DipsyDee · 06/08/2025 08:42

Thatsalineallright · 05/08/2025 22:52

Yep and if the son wants childcare he should ask for it. According to the OP, he has never even hinted anything to his parents.

That's my whole point. If a DIL asks for help that is different to a DD/DS asking for help. The OP should be annoyed at her DH, not her ILs.

it doesn’t matter if it’s a daughter or a daughter in law asking for help, the children are still grandchildren no mater from where they come from. Why is that so difficult to understand.

LizzieW1969 · 06/08/2025 08:48

Aquababe73 · 06/08/2025 05:10

My mother in law does all our childcare (which isn't that frequent, maybe the odd night out every few months) as my own mother is useless. What's the situation with your own parents? Do you ask your in-laws for child care and then they refuse or do you just wait for them to offer?

OP’s parents are not on the scene. She hasn’t wanted to say why, it appears to be a painful subject to her. It doesn’t appear that she has any family support at all.

Tippertapperfeet · 06/08/2025 09:06

DipsyDee · 06/08/2025 08:42

it doesn’t matter if it’s a daughter or a daughter in law asking for help, the children are still grandchildren no mater from where they come from. Why is that so difficult to understand.

The op hasn’t explained what age the kids are or what the childcare is for. Or what the situation with her SIL is. And her husband has promised her all sorts on behalf of his parents but never spoken to them.

he’s the problem.

thepariscrimefiles · 06/08/2025 09:13

Tippertapperfeet · 06/08/2025 07:57

He should be speaking to them though not her is the point of what I was saying?

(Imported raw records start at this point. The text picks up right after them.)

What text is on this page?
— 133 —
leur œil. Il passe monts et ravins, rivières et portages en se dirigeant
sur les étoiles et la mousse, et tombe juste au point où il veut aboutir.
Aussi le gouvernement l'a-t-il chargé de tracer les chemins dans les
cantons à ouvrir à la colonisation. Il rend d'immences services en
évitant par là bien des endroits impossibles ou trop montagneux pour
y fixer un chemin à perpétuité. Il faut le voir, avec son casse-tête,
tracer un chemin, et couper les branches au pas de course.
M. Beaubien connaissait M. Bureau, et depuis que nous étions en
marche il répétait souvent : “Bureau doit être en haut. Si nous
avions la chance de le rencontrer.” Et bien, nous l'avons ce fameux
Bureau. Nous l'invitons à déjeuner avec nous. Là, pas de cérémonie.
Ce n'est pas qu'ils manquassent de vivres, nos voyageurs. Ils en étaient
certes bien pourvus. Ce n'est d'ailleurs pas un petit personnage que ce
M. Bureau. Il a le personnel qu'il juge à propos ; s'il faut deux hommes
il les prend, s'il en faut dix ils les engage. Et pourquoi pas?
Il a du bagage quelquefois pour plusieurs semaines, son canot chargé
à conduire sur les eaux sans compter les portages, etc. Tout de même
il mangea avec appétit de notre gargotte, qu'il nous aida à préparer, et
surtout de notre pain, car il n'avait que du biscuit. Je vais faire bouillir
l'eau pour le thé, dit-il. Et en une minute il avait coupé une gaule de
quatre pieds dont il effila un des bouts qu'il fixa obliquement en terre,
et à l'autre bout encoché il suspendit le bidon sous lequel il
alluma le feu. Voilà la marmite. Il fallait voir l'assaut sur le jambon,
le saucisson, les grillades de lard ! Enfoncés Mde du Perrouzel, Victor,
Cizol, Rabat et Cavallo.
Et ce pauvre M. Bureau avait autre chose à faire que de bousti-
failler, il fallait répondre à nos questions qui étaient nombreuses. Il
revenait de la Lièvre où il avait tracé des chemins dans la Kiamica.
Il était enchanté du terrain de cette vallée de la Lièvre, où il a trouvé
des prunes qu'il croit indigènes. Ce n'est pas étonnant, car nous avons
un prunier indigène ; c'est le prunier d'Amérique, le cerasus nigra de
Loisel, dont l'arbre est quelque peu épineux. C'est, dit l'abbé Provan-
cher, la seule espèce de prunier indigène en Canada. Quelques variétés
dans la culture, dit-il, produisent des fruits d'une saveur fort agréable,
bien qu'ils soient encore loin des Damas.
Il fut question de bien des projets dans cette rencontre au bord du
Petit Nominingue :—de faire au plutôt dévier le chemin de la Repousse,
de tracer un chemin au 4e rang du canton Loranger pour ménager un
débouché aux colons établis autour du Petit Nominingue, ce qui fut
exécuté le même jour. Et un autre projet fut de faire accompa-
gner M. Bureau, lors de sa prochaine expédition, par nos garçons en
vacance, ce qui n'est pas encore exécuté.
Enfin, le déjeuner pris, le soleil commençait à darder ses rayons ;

what do you mean by no he hasn’t?

I was agreeing with you that her DH hasn't spoken to/negotiated with his parents about the childcare situation. He told her that the support from his parents would be equal to what his sister receives, but it hasn't been and it doesn't seem as though he wants to do anything about it.

It isn't clear what OP's childcare needs are, whether she is working and paying for childcare or whether she just wants her PILs to look after her children to build a close relationship with them.

Tippertapperfeet · 06/08/2025 09:18

thepariscrimefiles · 06/08/2025 09:13

I was agreeing with you that her DH hasn't spoken to/negotiated with his parents about the childcare situation. He told her that the support from his parents would be equal to what his sister receives, but it hasn't been and it doesn't seem as though he wants to do anything about it.

It isn't clear what OP's childcare needs are, whether she is working and paying for childcare or whether she just wants her PILs to look after her children to build a close relationship with them.

Ah ok. I don’t think I was quite awake 🤣🤣

ZorbaTheHoarder · 06/08/2025 09:20

crumblingschools · 04/08/2025 19:26

Maybe you should have had children first

What a silly and pointless thing to say!

AguNwaanyi · 06/08/2025 09:40

ruethewhirl · 04/08/2025 22:13

Well, it's big of you to allow them that(!)

To answer your question, the correct amount of support to 'expect' is none. I get what you're saying re the inequality and that's not ideal, but what stands out for me is that you keep using the word 'expect' and failing to acknowledge that they are doing you a favour. You sound breathtakingly entitled and ungrateful.

She’s ungrateful about the lack of childcare? 🤨

ruethewhirl · 06/08/2025 10:12

AguNwaanyi · 06/08/2025 09:40

She’s ungrateful about the lack of childcare? 🤨

Erm, no, ungrateful for what she does get. They don’t owe her any.

january1244 · 06/08/2025 10:18

@ruethewhirli think maybe OP phrased it badly at first with the use of ‘expect’ and acknowledged that. No-one is owed anything, but don’t you think grandparents should try to be fair with the amount of time they spend with each set of grandchildren? She did say ‘time and effort’ in the OP, and it probably stings even more that she lives next to her PIL and sees the disparity in treatment up close

DipsyDee · 06/08/2025 10:43

Tippertapperfeet · 06/08/2025 09:06

The op hasn’t explained what age the kids are or what the childcare is for. Or what the situation with her SIL is. And her husband has promised her all sorts on behalf of his parents but never spoken to them.

he’s the problem.

Whilst I agree the husband should be taking a lot of the blame for this, it is not how you framed your comment at all.